En las secciones que transcurren fuera de la isla se forma un espacio aun más inquietante, en el que las relaciones entre las cosas parecen haber sufrido un cambio todavía no entendido por sus personajes, que andan a la deriva en un mundo hecho de objetos reconocibles pero en el fondo completamente incomprensibles. Es como si Cuba fuera el núcleo de una realidad absurda pero familiar (y en cierto modo previsible). Lo lejano al centro de irradiación de esa familiaridad se vuelve opaco y extraño, y para el lector no cubano, uno de los grandes aciertos del libro es esa inversión de efectos, que enrarece lo más cercano a sus experiencias. Por supuesto, la Revolución es parte fundamental de ese núcleo, y es tratada de la misma manera que toda esa realidad dislocada y casi posapocalíptica de la isla; su mayor presencia –que, sin ser abiertamente cuestionadora del proceso, lo presenta tanto en sus miserias y sus fracasos como en sus pasadas esperanzas– está en el cuento “Política”, y después desaparece del primer plano.

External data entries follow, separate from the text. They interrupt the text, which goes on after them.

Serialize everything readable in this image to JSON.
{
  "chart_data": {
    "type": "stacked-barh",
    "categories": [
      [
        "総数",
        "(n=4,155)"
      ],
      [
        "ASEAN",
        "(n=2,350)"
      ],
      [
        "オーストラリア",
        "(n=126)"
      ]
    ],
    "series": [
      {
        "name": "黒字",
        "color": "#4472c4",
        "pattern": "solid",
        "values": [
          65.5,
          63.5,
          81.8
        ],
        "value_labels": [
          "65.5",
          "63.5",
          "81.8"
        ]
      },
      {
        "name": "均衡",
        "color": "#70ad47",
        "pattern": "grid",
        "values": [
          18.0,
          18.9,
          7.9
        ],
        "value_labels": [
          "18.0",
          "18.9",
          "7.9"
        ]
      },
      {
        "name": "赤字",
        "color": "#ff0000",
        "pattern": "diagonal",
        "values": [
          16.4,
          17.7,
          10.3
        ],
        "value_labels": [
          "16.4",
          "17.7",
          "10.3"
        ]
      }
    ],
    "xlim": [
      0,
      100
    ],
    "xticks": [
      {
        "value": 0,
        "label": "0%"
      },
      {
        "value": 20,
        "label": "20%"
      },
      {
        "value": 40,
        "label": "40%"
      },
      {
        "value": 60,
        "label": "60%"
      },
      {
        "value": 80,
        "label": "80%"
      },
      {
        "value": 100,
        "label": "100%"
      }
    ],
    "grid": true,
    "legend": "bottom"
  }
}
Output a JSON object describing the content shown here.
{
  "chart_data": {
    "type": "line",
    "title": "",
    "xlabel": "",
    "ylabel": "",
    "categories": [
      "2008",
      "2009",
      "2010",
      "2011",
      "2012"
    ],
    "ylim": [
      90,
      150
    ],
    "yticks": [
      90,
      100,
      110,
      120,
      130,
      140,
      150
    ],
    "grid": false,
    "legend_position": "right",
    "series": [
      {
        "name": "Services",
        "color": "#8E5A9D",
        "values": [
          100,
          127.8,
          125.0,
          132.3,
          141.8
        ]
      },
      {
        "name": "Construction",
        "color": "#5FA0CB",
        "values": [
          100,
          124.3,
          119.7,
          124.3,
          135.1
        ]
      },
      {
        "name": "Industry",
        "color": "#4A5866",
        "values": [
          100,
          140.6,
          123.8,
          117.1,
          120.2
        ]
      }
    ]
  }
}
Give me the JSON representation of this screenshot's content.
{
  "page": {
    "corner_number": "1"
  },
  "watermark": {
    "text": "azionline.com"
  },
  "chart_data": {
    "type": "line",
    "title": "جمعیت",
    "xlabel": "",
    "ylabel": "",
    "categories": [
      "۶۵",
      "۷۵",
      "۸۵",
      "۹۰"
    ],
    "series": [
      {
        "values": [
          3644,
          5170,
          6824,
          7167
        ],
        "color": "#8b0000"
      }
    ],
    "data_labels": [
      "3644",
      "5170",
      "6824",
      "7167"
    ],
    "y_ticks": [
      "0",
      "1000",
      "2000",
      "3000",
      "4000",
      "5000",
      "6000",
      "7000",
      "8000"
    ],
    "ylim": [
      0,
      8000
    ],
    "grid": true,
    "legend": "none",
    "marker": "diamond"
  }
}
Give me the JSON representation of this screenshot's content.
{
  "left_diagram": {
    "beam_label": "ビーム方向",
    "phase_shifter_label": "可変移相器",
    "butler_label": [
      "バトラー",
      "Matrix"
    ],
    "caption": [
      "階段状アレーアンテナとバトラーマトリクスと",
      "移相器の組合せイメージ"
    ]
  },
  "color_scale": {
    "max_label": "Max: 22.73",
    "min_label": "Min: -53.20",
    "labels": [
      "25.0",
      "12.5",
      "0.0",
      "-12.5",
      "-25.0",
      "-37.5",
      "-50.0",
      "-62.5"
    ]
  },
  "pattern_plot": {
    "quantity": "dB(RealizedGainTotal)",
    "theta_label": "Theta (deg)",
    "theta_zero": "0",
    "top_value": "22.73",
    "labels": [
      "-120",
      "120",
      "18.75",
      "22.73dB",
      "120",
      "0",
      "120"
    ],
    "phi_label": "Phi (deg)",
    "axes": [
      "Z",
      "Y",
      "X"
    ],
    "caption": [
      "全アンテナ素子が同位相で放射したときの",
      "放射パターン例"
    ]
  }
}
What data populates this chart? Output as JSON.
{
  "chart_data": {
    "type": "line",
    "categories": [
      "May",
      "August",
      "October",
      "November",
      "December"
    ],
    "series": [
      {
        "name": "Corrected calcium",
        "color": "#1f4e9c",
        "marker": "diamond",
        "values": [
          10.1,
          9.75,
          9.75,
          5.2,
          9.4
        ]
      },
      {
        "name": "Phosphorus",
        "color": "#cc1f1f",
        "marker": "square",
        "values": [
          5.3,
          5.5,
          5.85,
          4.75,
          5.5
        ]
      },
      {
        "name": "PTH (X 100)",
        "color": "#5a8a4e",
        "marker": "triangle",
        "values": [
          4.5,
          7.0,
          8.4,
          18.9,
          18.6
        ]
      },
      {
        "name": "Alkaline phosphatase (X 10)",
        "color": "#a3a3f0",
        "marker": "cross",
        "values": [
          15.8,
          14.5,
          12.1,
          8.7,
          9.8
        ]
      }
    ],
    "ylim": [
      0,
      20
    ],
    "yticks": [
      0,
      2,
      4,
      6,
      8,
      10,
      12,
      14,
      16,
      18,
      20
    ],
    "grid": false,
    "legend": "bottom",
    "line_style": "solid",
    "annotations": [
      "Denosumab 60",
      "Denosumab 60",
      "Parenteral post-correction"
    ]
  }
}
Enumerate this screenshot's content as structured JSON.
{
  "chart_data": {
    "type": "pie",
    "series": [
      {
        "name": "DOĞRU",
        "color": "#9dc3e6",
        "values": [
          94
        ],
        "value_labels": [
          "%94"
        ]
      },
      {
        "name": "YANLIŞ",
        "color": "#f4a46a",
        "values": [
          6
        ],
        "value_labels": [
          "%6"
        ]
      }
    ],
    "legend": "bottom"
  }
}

Los relatos parecen (engañosamente) ligeros, con el tono de cierta narrativa afterpop o incluso de la alt-lit estadounidense (Noah Cicero, Tao Lin, Steve Roggenbuck, Megan Boyle y Melissa Broder, entre otros); pero donde estos parecen ofrecer, en última instancia, nada más que humo de colores pasteles, Rodríguez Iglesias –junto a otras narradoras esenciales del siglo XXI latinoamericano como la boliviana Liliana Colanzi– presenta una obra sólida, singular, profundamente expresiva e inquietante.

Mi novia preferida fue un bulldog francés, de Legna Rodríguez Iglesias. Alfaguara, 2017. 164 páginas.